将此类型的数据先将ip转换成归属地,再求计算成交金额、计算商品分类、计算区域成交金额,并将结果写入到Redis中

代码如下:

package day10

import day09.IpUtils

import kafka.common.TopicAndPartition

import kafka.message.MessageAndMetadata

import kafka.serializer.StringDecoder

import kafka.utils.{ZKGroupTopicDirs, ZkUtils}

import org.I0Itec.zkclient.ZkClient

import org.apache.spark.SparkConf

import org.apache.spark.rdd.RDD

import org.apache.spark.streaming.dstream.InputDStream

import org.apache.spark.streaming.kafka.{HasOffsetRanges, KafkaUtils, OffsetRange}

import org.apache.spark.streaming.{Duration, StreamingContext}

object OrderCount {

def main(args: Array[String]): Unit = {

//指定组名

    val group="g001"

    //创建SparkConf

    val conf=new SparkConf().setMaster("local[4]").setAppName("OrderCount")

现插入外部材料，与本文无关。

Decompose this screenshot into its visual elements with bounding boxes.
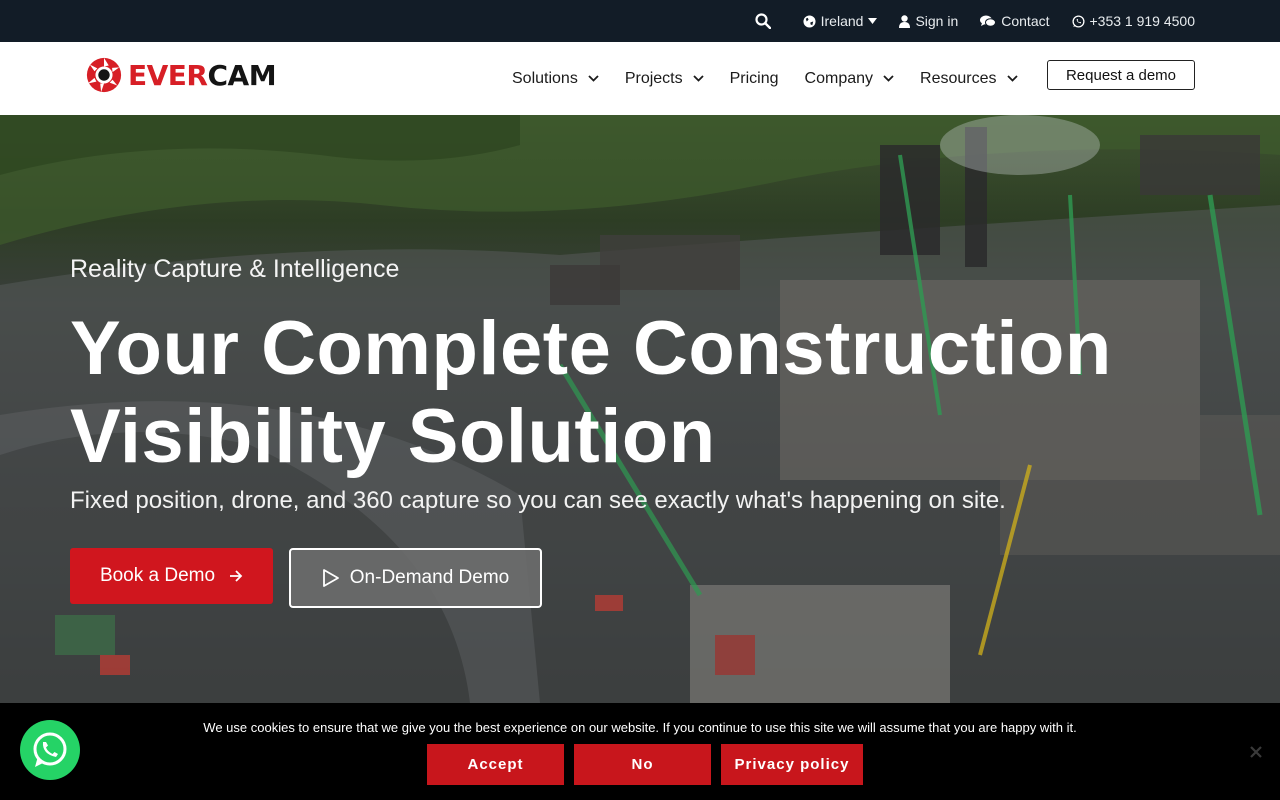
chevron-down-icon xyxy=(692,75,704,82)
hero-eyebrow: Reality Capture & Intelligence xyxy=(70,255,400,283)
chevron-down-icon xyxy=(588,75,599,82)
book-demo-label: Book a Demo xyxy=(99,565,216,586)
nav-item-projects[interactable]: Projects xyxy=(625,70,704,88)
cookie-privacy-policy-button[interactable]: Privacy policy xyxy=(721,744,863,785)
chevron-down-icon xyxy=(1006,75,1018,82)
comments-icon xyxy=(980,15,997,27)
logo-text-cam: CAM xyxy=(207,58,277,92)
cookie-message: We use cookies to ensure that we give yo… xyxy=(203,720,1077,735)
region-selector[interactable]: Ireland xyxy=(803,13,878,29)
globe-icon xyxy=(803,14,816,28)
phone-link[interactable]: +353 1 919 4500 xyxy=(1071,13,1196,29)
hero-subtitle: Fixed position, drone, and 360 capture s… xyxy=(70,487,1006,514)
primary-nav-menu: Solutions Projects Pricing Company Resou… xyxy=(512,42,1018,115)
close-icon[interactable] xyxy=(1248,744,1264,760)
nav-item-label: Resources xyxy=(920,69,997,87)
arrow-right-icon xyxy=(230,570,243,582)
contact-label: Contact xyxy=(1001,13,1050,29)
nav-item-solutions[interactable]: Solutions xyxy=(512,70,599,88)
on-demand-demo-button[interactable]: On-Demand Demo xyxy=(289,548,542,608)
phone-label: +353 1 919 4500 xyxy=(1089,13,1196,29)
nav-item-label: Solutions xyxy=(512,69,578,87)
logo-text-ever: EVER xyxy=(128,58,208,92)
whatsapp-chat-button[interactable] xyxy=(20,720,80,780)
sign-in-label: Sign in xyxy=(915,13,959,29)
hero-title-line-1: Your Complete Construction xyxy=(70,306,1112,391)
cookie-accept-button[interactable]: Accept xyxy=(427,744,564,785)
whatsapp-icon xyxy=(1071,14,1085,28)
nav-item-resources[interactable]: Resources xyxy=(920,69,1018,88)
cookie-consent-bar: We use cookies to ensure that we give yo… xyxy=(0,703,1280,800)
chevron-down-icon xyxy=(883,75,894,82)
aperture-logo-icon xyxy=(86,57,122,93)
request-demo-button[interactable]: Request a demo xyxy=(1047,60,1195,90)
nav-item-label: Company xyxy=(804,69,874,87)
region-label: Ireland xyxy=(820,13,864,29)
on-demand-demo-label: On-Demand Demo xyxy=(349,567,510,588)
contact-link[interactable]: Contact xyxy=(980,13,1050,29)
cookie-buttons: Accept No Privacy policy xyxy=(427,744,863,785)
hero-title: Your Complete Construction Visibility So… xyxy=(70,305,1170,481)
whatsapp-icon xyxy=(33,732,67,767)
book-demo-button[interactable]: Book a Demo xyxy=(70,548,273,604)
nav-item-label: Projects xyxy=(624,69,683,87)
evercam-logo[interactable]: EVERCAM xyxy=(85,56,277,94)
nav-item-pricing[interactable]: Pricing xyxy=(730,70,779,88)
search-icon xyxy=(755,13,771,29)
main-navbar: EVERCAM Solutions Projects Pricing Compa… xyxy=(0,42,1280,115)
nav-item-company[interactable]: Company xyxy=(805,70,894,88)
logo-wordmark: EVERCAM xyxy=(128,58,277,92)
hero-section: Reality Capture & Intelligence Your Comp… xyxy=(0,115,1280,703)
caret-down-icon xyxy=(868,18,878,24)
play-icon xyxy=(322,569,339,587)
search-button[interactable] xyxy=(755,13,771,29)
sign-in-link[interactable]: Sign in xyxy=(899,13,958,29)
nav-item-label: Pricing xyxy=(729,69,779,87)
hero-title-line-2: Visibility Solution xyxy=(70,394,716,479)
cookie-no-button[interactable]: No xyxy=(574,744,711,785)
top-utility-bar: Ireland Sign in Contact +353 1 919 4500 xyxy=(0,0,1280,42)
user-icon xyxy=(899,14,911,28)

//创建SparkStreaming,并设置间隔时间

    val ssc=new StreamingContext(conf,Duration(5000))

val broadcastRef=IpUtils.broadcastIpRules(ssc,"D:\\data\\ip\\ip.txt")

//指定消费者的名字

    val topic="orders"

    //(sparkstream的Task直连到kafka的分区上,使用更加底层的API,效率更高)

    val brokerList="pro01:9092,pro02:9092,pro03:9092,pro04:9092"

    //指定zookeeper的地址,后期更新消费的偏移量使用(以后可以使用Redis,Mysql来记录偏移量)

    val zkQuorum="pro01:2181,pro02:2181,pro03:2181,pro04:2181"

    //创建stream时使用的topic名字集合,SaprkStreaming可以同时消费多个topic

    val topics=Set(topic)

//创建一个ZKGroupTopicDirs对象,其实是指定往zookeeper中写入数据的目录,用于保存偏移量

    val topicDirs=new ZKGroupTopicDirs(group,topic)

//获取zookeeper中的路径“/g001/offsets/wordcount”

    val zkTopicPath=s"${topicDirs.consumerOffsetDir}"

    //准备kafka的参数

    val kafkaParams=Map(

// "key.deserializer" -> classOf[StringDeserializer],

//      "value.deserializer"->classOf[StringDeserializer],

//      "deserializer.encoding"->"GB2312",//配置读取kafka中数据的编码

"metadata.broker.list"->brokerList,

"group.id"->group,

//从头开始读取数据

      "auto.offset.reset"->kafka.api.OffsetRequest.SmallestTimeString

    )

//zookeeper的host和ip,创建一个client,用于更新偏移量的

//是zookeeper的客户端,可以从zookeeper读取偏移量数据,并更新偏移量

    val zkClient=new ZkClient(zkQuorum)

//查询该路径下是否有子节点(默认有子节点为我们自己保存不同partition时生成的)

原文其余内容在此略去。